The authoritative reference on NEURON, the simulation environment for modeling biological neurons and neural networks that enjoys wide use in the experimental and computational neuroscience communities. This book shows how to use NEURON to construct and apply empirically based models. Written primarily for neuroscience investigators, teachers, and students, it assumes no previous knowledge of computer programming or numerical methods. Readers with a background in the physical sciences or mathematics, who have some knowledge about brain cells and circuits and are interested in computational modeling, will also find it helpful. The NEURON Book covers material that ranges from the inner workings of this program, to practical considerations involved in specifying the anatomical and biophysical properties that are to be represented in models. It uses a problem-solving approach, with many working examples that readers can try for themselves.
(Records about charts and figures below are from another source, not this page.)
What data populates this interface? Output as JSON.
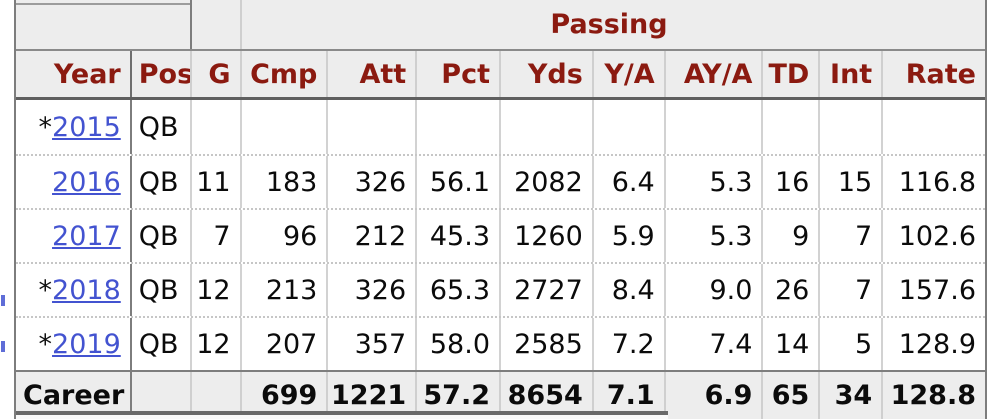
{
  "table": {
    "group_header": {
      "passing": "Passing"
    },
    "columns": [
      "Year",
      "Pos",
      "G",
      "Cmp",
      "Att",
      "Pct",
      "Yds",
      "Y/A",
      "AY/A",
      "TD",
      "Int",
      "Rate"
    ],
    "rows": [
      {
        "year_prefix": "*",
        "year": "2015",
        "pos": "QB",
        "stats": [
          "",
          "",
          "",
          "",
          "",
          "",
          "",
          "",
          "",
          ""
        ]
      },
      {
        "year_prefix": "",
        "year": "2016",
        "pos": "QB",
        "stats": [
          "11",
          "183",
          "326",
          "56.1",
          "2082",
          "6.4",
          "5.3",
          "16",
          "15",
          "116.8"
        ]
      },
      {
        "year_prefix": "",
        "year": "2017",
        "pos": "QB",
        "stats": [
          "7",
          "96",
          "212",
          "45.3",
          "1260",
          "5.9",
          "5.3",
          "9",
          "7",
          "102.6"
        ]
      },
      {
        "year_prefix": "*",
        "year": "2018",
        "pos": "QB",
        "stats": [
          "12",
          "213",
          "326",
          "65.3",
          "2727",
          "8.4",
          "9.0",
          "26",
          "7",
          "157.6"
        ]
      },
      {
        "year_prefix": "*",
        "year": "2019",
        "pos": "QB",
        "stats": [
          "12",
          "207",
          "357",
          "58.0",
          "2585",
          "7.2",
          "7.4",
          "14",
          "5",
          "128.9"
        ]
      }
    ],
    "career": {
      "label": "Career",
      "pos": "",
      "stats": [
        "",
        "699",
        "1221",
        "57.2",
        "8654",
        "7.1",
        "6.9",
        "65",
        "34",
        "128.8"
      ]
    }
  },
  "colors": {
    "header_text": "#8b1a10",
    "link": "#4353d0",
    "header_bg": "#ededed",
    "body_bg": "#ffffff",
    "dark_border": "#6e6e6e",
    "light_border": "#d2d2d2"
  }
}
FPGA Implementations of Neural Networks

FPGA Implementations of Neural Networks
Author: Amos R. Omondi,Jagath C. Rajapakse
Publsiher: Springer Science & Business Media
Total Pages: 365
Release: 2006-10-04
Genre: Technology & Engineering
ISBN: 9780387284873

Download FPGA Implementations of Neural Networks Book in PDF, Epub and Kindle

During the 1980s and early 1990s there was signi?cant work in the design and implementation of hardware neurocomputers. Nevertheless, most of these efforts may be judged to have been unsuccessful: at no time have have ha- ware neurocomputers been in wide use. This lack of success may be largely attributed to the fact that earlier work was almost entirely aimed at developing custom neurocomputers, based on ASIC technology, but for such niche - eas this technology was never suf?ciently developed or competitive enough to justify large-scale adoption. On the other hand, gate-arrays of the period m- tioned were never large enough nor fast enough for serious arti?cial-neur- network (ANN) applications. But technology has now improved: the capacity and performance of current FPGAs are such that they present a much more realistic alternative. Consequently neurocomputers based on FPGAs are now a much more practical proposition than they have been in the past. This book summarizes some work towards this goal and consists of 12 papers that were selected, after review, from a number of submissions. The book is nominally divided into three parts: Chapters 1 through 4 deal with foundational issues; Chapters 5 through 11 deal with a variety of implementations; and Chapter 12 looks at the lessons learned from a large-scale project and also reconsiders design issues in light of current and future technology.